Medical services and facilities
Medical care is generally good. Medical centres offer several classes of service. The level of your insurance coverage will determine your accommodations.
Make sure you get travel insurance that includes coverage for medical evacuation and hospital stays.
Travel health and safety
Keep in Mind...
The decision to travel is the sole responsibility of the traveller. The traveller is also responsible for his or her own personal safety.
Be prepared. Do not expect medical services to be the same as in Canada. Pack a travel health kit, especially if you will be travelling away from major city centres.
Laws and culture
You must abide by local laws.
Learn about what you should do and how we can help if you are arrested or detained abroad.
Always carry identification documents with you, as police are entitled to request them at any time.
Imports and exports
It is strictly prohibited to export coral pieces or seashells.
You are allowed to purchase a maximum of $600-worth of duty-free merchandise, based on the retail value.
If you are interested in purchasing property or making other investments in Curaçao, seek legal advice from professionals in Canada and in Curaçao before making commitments. Disputes arising from such activities could be prolonged and costly to resolve.
The use of a cellular telephone while driving is prohibited, unless the phone is fitted with a hands-free device, and is punishable by a fine.
Turning right on red lights is prohibited.
Foreign driver’s licences are recognized, but you should still carry an International Driving Permit.
Dual citizens may be subject to national obligations such as taxes. Those affected should inquire at an embassy or consulate of the Netherlands regarding their status. Dual citizenship may also limit the ability of Canadian officials to provide consular services.
General information for travellers with dual citizenship
Buy insurance when renting motorboats, jet skis and vehicles. Ensure that you obtain detailed information, in writing, regarding personal liability.
The currency is the Netherlands Antillean guilder (ANG). U.S. dollars and credit cards are widely accepted. You may convert foreign currency at all major banks and numerous exchange facilities. ATMs are available throughout the country.

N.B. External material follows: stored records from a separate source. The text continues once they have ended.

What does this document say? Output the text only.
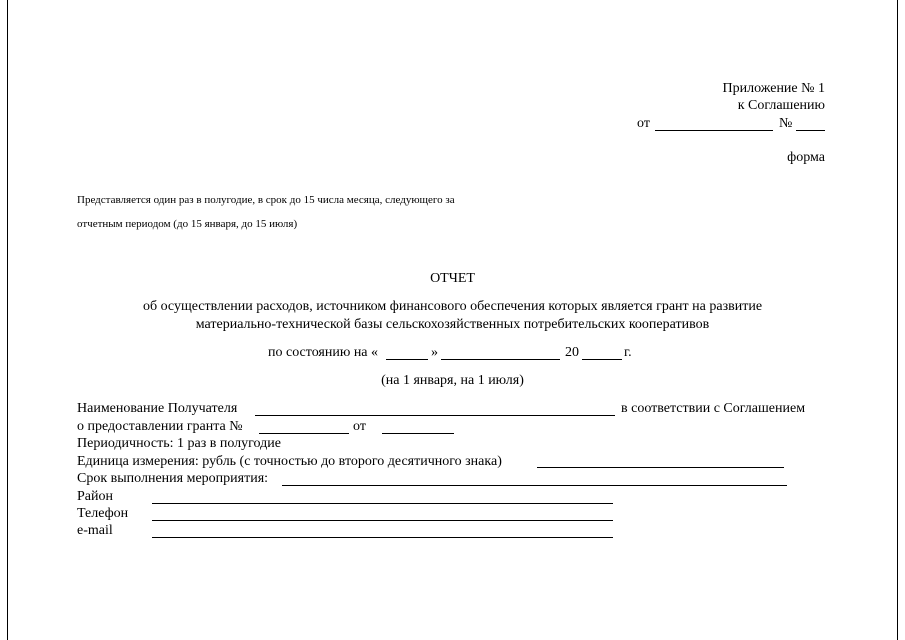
Приложение № 1
к Соглашению
от	№
форма
Представляется один раз в полугодие, в срок до 15 числа месяца, следующего за
отчетным периодом (до 15 января, до 15 июля)
ОТЧЕТ
об осуществлении расходов, источником финансового обеспечения которых является грант на развитие
материально-технической базы сельскохозяйственных потребительских кооперативов
по состоянию на «	»	20	г.
(на 1 января, на 1 июля)
Наименование Получателя	в соответствии с Соглашением
о предоставлении гранта №	от
Периодичность: 1 раз в полугодие
Единица измерения: рубль (с точностью до второго десятичного знака)
Срок выполнения мероприятия:
Район
Телефон
e-mail
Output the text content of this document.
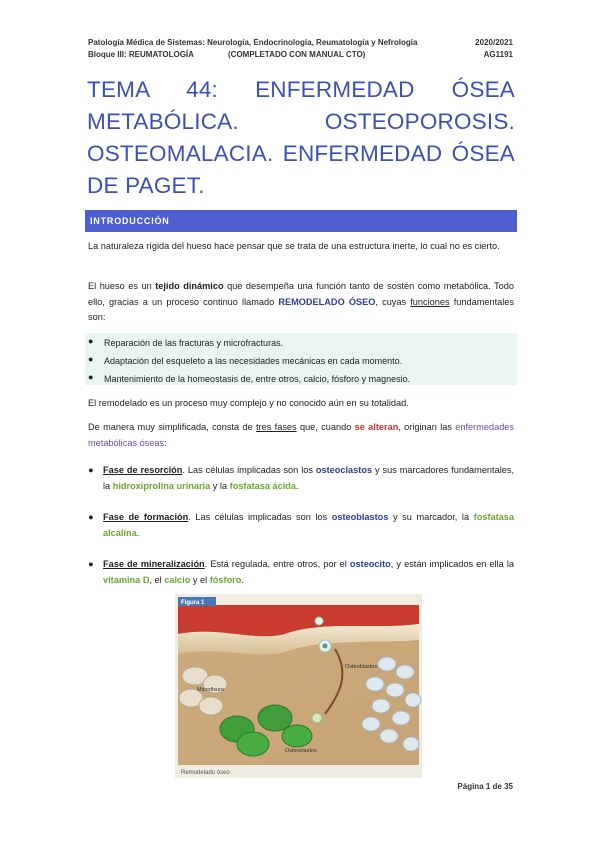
Patología Médica de Sistemas: Neurología, Endocrinología, Reumatología y Nefrología	2020/2021
Bloque III: REUMATOLOGÍA	(COMPLETADO CON MANUAL CTO)	AG1191
TEMA 44: ENFERMEDAD ÓSEA METABÓLICA. OSTEOPOROSIS. OSTEOMALACIA. ENFERMEDAD ÓSEA DE PAGET.
INTRODUCCIÓN

La naturaleza rígida del hueso hace pensar que se trata de una estructura inerte, lo cual no es cierto.

El hueso es un tejido dinámico que desempeña una función tanto de sostén como metabólica. Todo ello, gracias a un proceso continuo llamado REMODELADO ÓSEO, cuyas funciones fundamentales son:

● Reparación de las fracturas y microfracturas.
● Adaptación del esqueleto a las necesidades mecánicas en cada momento.
● Mantenimiento de la homeostasis de, entre otros, calcio, fósforo y magnesio.

El remodelado es un proceso muy complejo y no conocido aún en su totalidad.

De manera muy simplificada, consta de tres fases que, cuando se alteran, originan las enfermedades metabólicas óseas:

● Fase de resorción. Las células implicadas son los osteoclastos y sus marcadores fundamentales, la hidroxiprolina urinaria y la fosfatasa ácida.
● Fase de formación. Las células implicadas son los osteoblastos y su marcador, la fosfatasa alcalina.
● Fase de mineralización. Está regulada, entre otros, por el osteocito, y están implicados en ella la vitamina D, el calcio y el fósforo.
Figura 1
Osteoblastos
Microfisura
Osteoclastos
Remodelado óseo
Página 1 de 35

Natural disasters and climate
Hurricanes usually occur from mid-May to the end of November. During this period, even small tropical storms can quickly develop into major hurricanes.
These severe storms can put you at risk and hamper the provision of essential services.
If you decide to travel to a coastal area during the hurricane season:
- know that you expose yourself to serious safety risks
- be prepared to change your travel plans on short notice, including cutting short or cancelling your trip
- stay informed of the latest regional weather forecasts
- carry emergency contact information for your airline or tour operator
- follow the advice and instructions of local authorities
- Hurricanes, typhoons, cyclones and monsoons
- Large-scale emergencies abroad
- Active storm tracking and hurricane watches and warnings - United States’ National Hurricane Center
Dial 917 for emergency assistance.
There is no Canadian government office in Curaçao. You can obtain consular assistance from the Embassy of Canada to Venezuela in Caracas.
Caracas - Embassy of Canada
For emergency consular assistance, call the Embassy of Canada in Caracas, Venezuela and follow the instructions. At any time, you may also contact the Emergency Watch and Response Centre in Ottawa.
The decision to travel is your choice and you are responsible for your personal safety abroad. The Government of Canada takes the safety and security of Canadians abroad very seriously and provides credible and timely information in its Travel Advice to enable you to make well-informed decisions regarding your travel abroad. In the event of a large-scale emergency, every effort will be made to provide assistance. However, there may be constraints that will limit the ability of the Government of Canada to provide services.